With another hectic week coming to a close and the excitement of the weekend just hours away, it’s no wonder why Fridays are less than practically productive. In some business environments, it’s the unofficial slack-off day, one comprised of mundane tasks, a bit of cleanup, and perhaps, some tying of loose ends. Plans for the weekend take away attention from the inbox, and, minds wander. Fridays, by-and-large, are informal work days, and that’s a shame, because these could serve as launch pad for serious Monday productivity.
How to Make a More Productive Monday on Friday
Ironically, Mondays aren’t much better, as these are the days returning from the weekends dreamed about on Fridays. The first day of the work week is one that’s often dreaded, in-part because of what wasn’t done on Friday. Talk about a dichotomy, this one scores high on the list. What’s worse, is that your team members aren’t alone in this experience, because you too, are right alongside them, especially on Friday afternoon, after lunch.
Monday mornings are the most critical time of the workweek — they set the stage for the day and week ahead. Most successful people are keenly aware of the typical Monday-morning workplace dynamic of unanticipated events, overflow of communications, and general chaos. —Business Insider
Even with all your entrepreneurial drive, you too, are ready to enjoy the downtime the weekend delivers, and, it’s important because it lets you let go, at least enough to refresh. This dynamic doesn’t have to bedevil your company, or more particularly, you. There are some things you can do to make a more productive Monday on Friday:
- Plan in advance for the following week. Monday is often treated with disdain precisely because of what it holds in-store. Ironically, it’s what wasn’t done on Friday that makes this a reality. Mondays don’t have to be a scramble to catch-up, they can be a productive day, if you prepare on Friday. So, prime your sales pipeline, get organized, and plan out the week. You’ll do yourself a huge favor, and, you’ll avoid that nagging feeling that you forgot something.

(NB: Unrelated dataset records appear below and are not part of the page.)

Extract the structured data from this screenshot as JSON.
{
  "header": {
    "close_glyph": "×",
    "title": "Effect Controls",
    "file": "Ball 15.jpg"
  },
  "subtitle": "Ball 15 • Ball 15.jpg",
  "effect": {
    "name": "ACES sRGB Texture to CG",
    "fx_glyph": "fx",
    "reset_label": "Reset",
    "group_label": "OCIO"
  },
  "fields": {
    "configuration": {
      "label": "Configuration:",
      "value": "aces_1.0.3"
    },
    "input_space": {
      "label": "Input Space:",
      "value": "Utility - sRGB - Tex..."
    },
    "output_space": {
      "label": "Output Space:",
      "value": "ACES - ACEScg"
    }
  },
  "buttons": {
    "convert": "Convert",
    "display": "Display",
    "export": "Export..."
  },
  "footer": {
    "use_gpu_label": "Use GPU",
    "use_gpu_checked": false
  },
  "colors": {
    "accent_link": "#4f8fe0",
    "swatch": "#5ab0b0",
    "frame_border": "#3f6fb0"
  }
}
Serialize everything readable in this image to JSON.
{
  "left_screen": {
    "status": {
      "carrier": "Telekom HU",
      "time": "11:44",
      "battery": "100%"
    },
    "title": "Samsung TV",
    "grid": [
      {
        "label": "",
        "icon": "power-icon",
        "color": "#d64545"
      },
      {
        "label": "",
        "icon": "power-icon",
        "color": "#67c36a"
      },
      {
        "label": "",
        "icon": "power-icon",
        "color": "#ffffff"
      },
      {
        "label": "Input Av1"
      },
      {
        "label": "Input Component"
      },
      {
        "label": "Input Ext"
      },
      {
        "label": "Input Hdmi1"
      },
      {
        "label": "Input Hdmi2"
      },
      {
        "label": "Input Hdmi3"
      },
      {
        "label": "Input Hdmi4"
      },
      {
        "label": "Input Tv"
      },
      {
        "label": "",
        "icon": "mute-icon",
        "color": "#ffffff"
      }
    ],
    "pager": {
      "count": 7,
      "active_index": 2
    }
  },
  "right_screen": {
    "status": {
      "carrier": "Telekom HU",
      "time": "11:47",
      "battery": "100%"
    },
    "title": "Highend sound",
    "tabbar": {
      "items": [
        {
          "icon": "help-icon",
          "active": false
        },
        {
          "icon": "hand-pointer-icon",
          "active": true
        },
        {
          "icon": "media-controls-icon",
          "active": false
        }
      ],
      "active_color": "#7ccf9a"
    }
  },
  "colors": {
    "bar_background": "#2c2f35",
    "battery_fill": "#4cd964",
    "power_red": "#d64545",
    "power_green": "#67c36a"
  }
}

- Identify one or more things to get done today. Instead of counting down the clock to the end of the day, look at the time available to use for a task or two that’s yet to be completed. When you tackle a project, even if it’s small, you’ll feel a sense of accomplishment, and, not guilty about taking time for yourself over the weekend.
- Reach out to customers early in the day. Because Friday is a lackadaisical day in so many offices, you can use this phenomenon to your advantage. Reach out to customers you haven’t connected with in awhile, and, double down by following-up with deals in-the-works.
- Leave a small reward to enjoy on Monday. One reason Mondays seem so bland is because they lack reward. Whatever it is that perks you up, and not just a cup of coffee, like a favorite snack, put it aside for next week. You can even set a reminder to make it all the more special.
- Begin the week with thoughtful recognition. There is probably at least one person who helped you out this week, perhaps two or three. Show your appreciation by picking something up for them over the weekend and surprising them on Monday. It will keep you eager to get back Monday morning, and, will create a sense of appreciation and excitement to the recipient(s).
Another thing you can do on Friday to make Monday more productive is to get that one pain point out of the way. It will make the weekend all the more enjoyable and sweet, plus, it won’t daunt you next week. I started doing this in the form of a game or competition. How many pain point, or high priority projects, phone calls or tasks could I accomplish before I leave on Friday? How many projects or priorities do I have on Monday that I could complete on Friday to make Monday an easy start? And it is working for me with higher productivity, growth and more free time. Make your Friday count so that Monday is a breeze!